Rest of the RFC 2475 specification is dedicated to the Per-Hop Behavior definition and a long explanation

describing guidelines for PHB specifications. To preserve the integrity of the Differentiated Service architecture

any PHB to be proposed for standarization should satisfy these guidelines. We are not going to go deeper with

this theme and those of you interested in better information are encouraged to have a read to the original RFC

20

2475 specification. However, we will present some brief approach to the PHB definition taken directly from the

specification, with some comments to clear what we are reading.

A per-hop behavior (PHB) is a description of the externally observable forwarding behavior of a DS node

applied to a particular DS behavior aggregate. "Forwarding behavior" is a general concept in this context.

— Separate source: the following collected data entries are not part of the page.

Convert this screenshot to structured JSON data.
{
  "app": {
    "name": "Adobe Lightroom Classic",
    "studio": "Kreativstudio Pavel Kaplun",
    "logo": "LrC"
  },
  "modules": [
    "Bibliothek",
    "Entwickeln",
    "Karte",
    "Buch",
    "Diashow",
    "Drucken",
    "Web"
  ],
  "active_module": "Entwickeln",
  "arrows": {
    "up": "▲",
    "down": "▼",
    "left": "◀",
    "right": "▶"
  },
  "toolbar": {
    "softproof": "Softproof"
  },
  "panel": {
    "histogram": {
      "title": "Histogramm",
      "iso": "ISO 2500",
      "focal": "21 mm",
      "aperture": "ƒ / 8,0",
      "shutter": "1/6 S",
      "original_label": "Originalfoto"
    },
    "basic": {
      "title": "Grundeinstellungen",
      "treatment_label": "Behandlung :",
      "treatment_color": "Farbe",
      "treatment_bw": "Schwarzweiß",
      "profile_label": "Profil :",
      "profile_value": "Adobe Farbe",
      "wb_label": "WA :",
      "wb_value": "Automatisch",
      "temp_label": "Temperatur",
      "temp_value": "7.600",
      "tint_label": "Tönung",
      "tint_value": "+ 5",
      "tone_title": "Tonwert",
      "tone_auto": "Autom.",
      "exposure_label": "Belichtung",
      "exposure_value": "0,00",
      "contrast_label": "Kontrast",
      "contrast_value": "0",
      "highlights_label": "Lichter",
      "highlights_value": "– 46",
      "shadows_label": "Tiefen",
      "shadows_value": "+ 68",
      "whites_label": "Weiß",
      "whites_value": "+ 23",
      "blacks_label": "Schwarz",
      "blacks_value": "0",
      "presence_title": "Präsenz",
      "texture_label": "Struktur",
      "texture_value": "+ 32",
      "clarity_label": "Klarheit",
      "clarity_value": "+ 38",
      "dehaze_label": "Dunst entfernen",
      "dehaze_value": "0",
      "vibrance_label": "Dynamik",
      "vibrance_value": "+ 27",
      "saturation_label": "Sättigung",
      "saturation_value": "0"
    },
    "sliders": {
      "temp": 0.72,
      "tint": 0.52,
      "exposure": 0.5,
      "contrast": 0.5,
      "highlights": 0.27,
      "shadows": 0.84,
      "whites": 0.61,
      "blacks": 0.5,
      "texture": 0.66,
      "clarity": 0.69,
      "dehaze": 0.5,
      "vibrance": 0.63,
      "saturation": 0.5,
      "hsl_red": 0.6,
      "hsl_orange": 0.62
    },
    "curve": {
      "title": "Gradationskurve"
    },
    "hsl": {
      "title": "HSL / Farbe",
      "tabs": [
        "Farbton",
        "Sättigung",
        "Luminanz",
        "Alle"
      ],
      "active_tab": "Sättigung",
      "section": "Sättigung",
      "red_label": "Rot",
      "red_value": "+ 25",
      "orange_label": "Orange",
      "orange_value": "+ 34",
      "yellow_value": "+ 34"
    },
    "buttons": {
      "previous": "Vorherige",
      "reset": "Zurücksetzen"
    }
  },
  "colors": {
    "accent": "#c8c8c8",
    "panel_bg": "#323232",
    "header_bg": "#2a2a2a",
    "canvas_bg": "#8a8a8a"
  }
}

Useful behavioral distinctions are mainly observed when multiple behavior aggregates compete for buffer and

bandwidth resources on a node. The PHB is the means by which a node allocates resources to behavior

aggregates, and it is on top of this basic hop-by-hop resource allocation mechanism that useful differentiated

services may be constructed.

The most simple example of a PHB is one which guarantees a minimal bandwidth allocation of X% of a link

(over some reasonable time interval) to a behavior aggregate. This PHB can be fairly easily measured under a

variety of competing traffic conditions. A slightly more complex PHB would guarantee a minimal bandwidth

allocation of X% of a link, with proportional fair sharing of any excess link capacity.

Okay. We have to remember that first we classify flows by classes called "Behavior Aggregate" (BA); next we

select a DS codepoint to identify each BA. When a flow is entering our domain, we, using our classifier (MF or

DS codepoint), classify it into one of our predefined BAs. Depending on the BA selected we mark or re-mark

the DS-codepoint on each packet header. Also, probably, we can make some conditioning at this time, mainly to

protect ourself from misbehaved flows and trying that everyone entering the domain respect our inner rules. Up

to here everything is clear.

But, what happen within the domain with all these flows classified by BA? We need to have some mechanism

to assign different treatments because as we stated before each BA will be treated differently; some will be

treated as kings or queens, some very well, some not so well, some bad and some really very bad. Our domain

is a discriminatory world. Well, these treatments are what Differentiated Service architecture called Per Hop

Behavior (PHB). How each BA will be forwarded within our domain it's going to depend of the PHB assigned

to the BA. We have here a mapping between the BAs and the PHBs. Every BA is mapped to its corresponding

PHB.

How do we define or establish these PHBs or treatments? Really easy, by assigning resources of our domain to

each of them. It's like the world; some are crude rich, some are really rich, some just rich, and going down,

some are poor, some very poor, and finally some are crude poor. What are the resources we are going to

distribute between our PHBs? Basically buffer and bandwidth resources. Authors give also two very simple

examples: a PHB which guarantee a minimal bandwidth allocation of X% of the total link bandwidth and

another PHB with the same policy but having the possibility of a proportional fair sharing of any excess link

capacity.

PHBs may be specified in terms of their resource (e.g., buffer, bandwidth) priority relative to other PHBs, or in

terms of their relative observable traffic characteristics (e.g., delay, loss). These PHBs may be used as building

blocks to allocate resources and should be specified as a group (PHB group) for consistency. PHB groups will

usually share a common constraint applying to each PHB within the group, such as a packet scheduling or

buffer management policy.

PHBs are implemented in nodes by means of some buffer management and packet scheduling mechanisms.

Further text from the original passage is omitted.